From the above review it will be manifest that my observations of the movements of the pyloric part agree closely with those of Rossbach, but differ considerably from the harmonious results of the work of Beaumont, and Hofmeister and Schütz. Beaumont’s methods, however, may be justly criticised on the ground that the thermometer-tube which he held in the stomach was wholly unlike food and very liable to bring about unwonted contractions in so sensitive an organ as the stomach. Further, the movements observed by Hofmeister and Schütz, as Ewald has pointed out, may easily have resulted from the abnormal stimulus due to lack of blood—a potent cause of peristalsis. And it will be shown later that the accounts given by these investigators describe very well the actions of the stomach when stimulated by an unusual irritant.
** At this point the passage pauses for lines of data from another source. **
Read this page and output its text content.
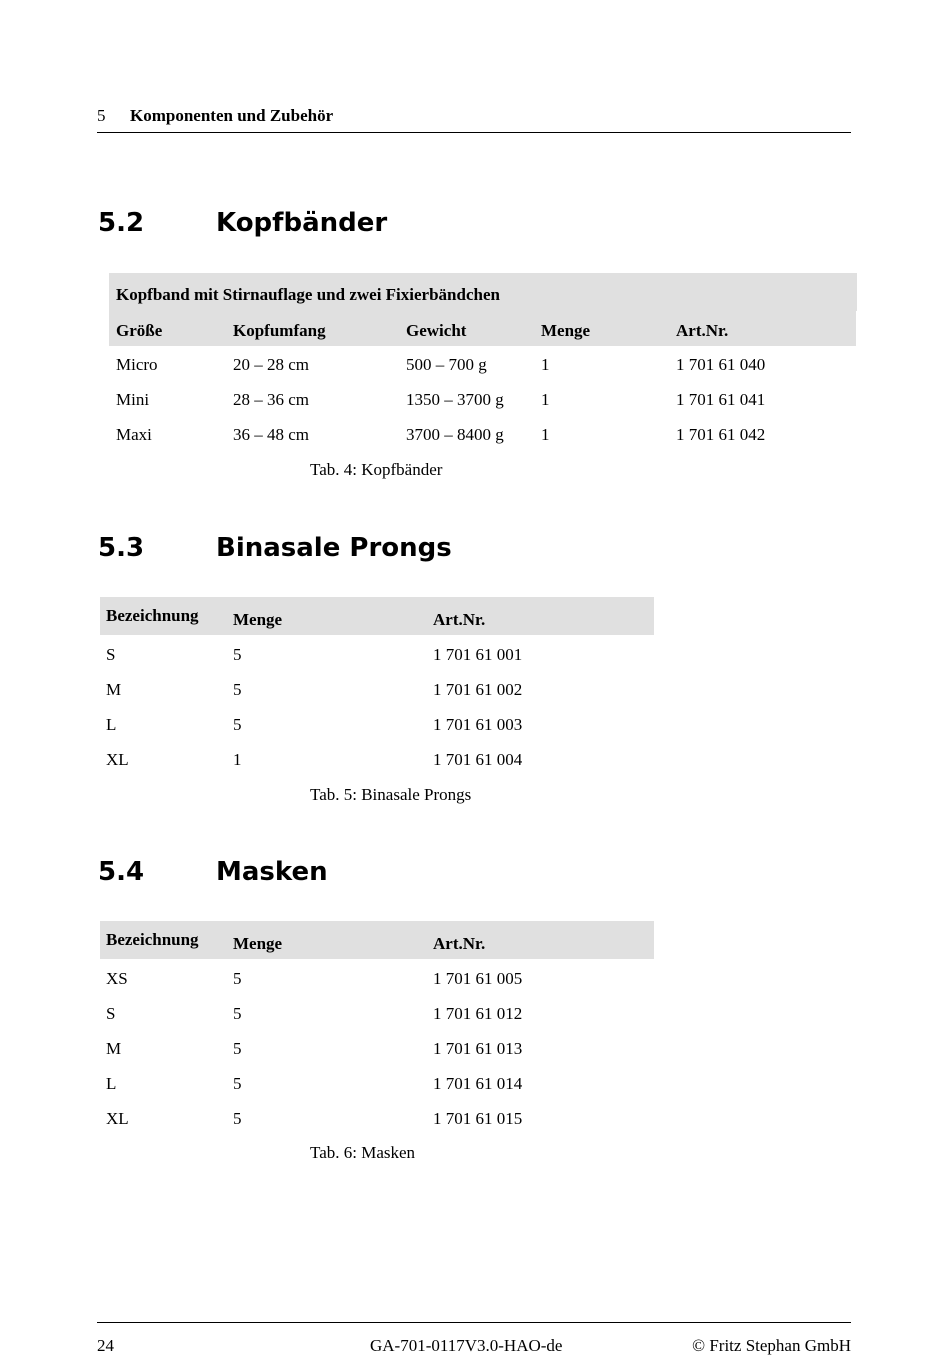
5 Komponenten und Zubehör
5.2	Kopfbänder
Kopfband mit Stirnauflage und zwei Fixierbändchen
Größe	Kopfumfang	Gewicht	Menge	Art.Nr.
Micro	20 – 28 cm	500 – 700 g	1	1 701 61 040
Mini	28 – 36 cm	1350 – 3700 g 1	1 701 61 041
Maxi	36 – 48 cm	3700 – 8400 g 1	1 701 61 042
Tab. 4: Kopfbänder
5.3	Binasale Prongs
Bezeichnung Menge	Art.Nr.
S	5	1 701 61 001
M	5	1 701 61 002
L	5	1 701 61 003
XL	1	1 701 61 004
Tab. 5: Binasale Prongs
5.4	Masken
Bezeichnung Menge	Art.Nr.
XS	5	1 701 61 005
S	5	1 701 61 012
M	5	1 701 61 013
L	5	1 701 61 014
XL	5	1 701 61 015
Tab. 6: Masken
24	GA-701-0117V3.0-HAO-de	© Fritz Stephan GmbH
In this connection it may be added that since the publication of the preliminary notice of my work, Roux and Balthazard, using the Röntgen rays, have published the results of observations on the stomachs of the dog and man similar to those thus far described in this paper.

The fact that my observations and those of Roux and Balthazard were conducted under normal conditions, and that the conditions of Rossbach’s experiments were more nearly normal than those of the other observers mentioned, warrants the conclusion that the pyloric part has a more important function than that of merely expelling the contents of the stomach into the intestines. After summarising the description given by Hofmeister and Schütz, Ewald, for a priori reasons, declares: “I cannot accept this view. The plain fact that the pyloric portion secretes a strongly digesting fluid containing pepsin and hydrochloric acid proves it to be an important part for the peptonising function of the stomach.” The account of the remarkable manner in which the pyloric portion performs this function must be deferred until the movements of other parts of the stomach have been considered.

2. Movements of the pyloric sphincter.—Rossbach mars his otherwise careful work by declaring that the pylorus is tightly closed during the whole digestive period of from four to eight hours, and that then the sphincter relaxes and the peristaltic waves empty the stomach. That this is not the normal action of the sphincter has been shown by several observers. Hirsch watched dogs with duodenal fistulas and saw food come from the stomach at intervals of one-fourth of a minute to several minutes. Roux and Balthazard maintain that in dogs food enters the duodenum at the completion of each wave of constriction. Observations on the cat, however, do not support their view, but agree rather with the statement of Hirsch.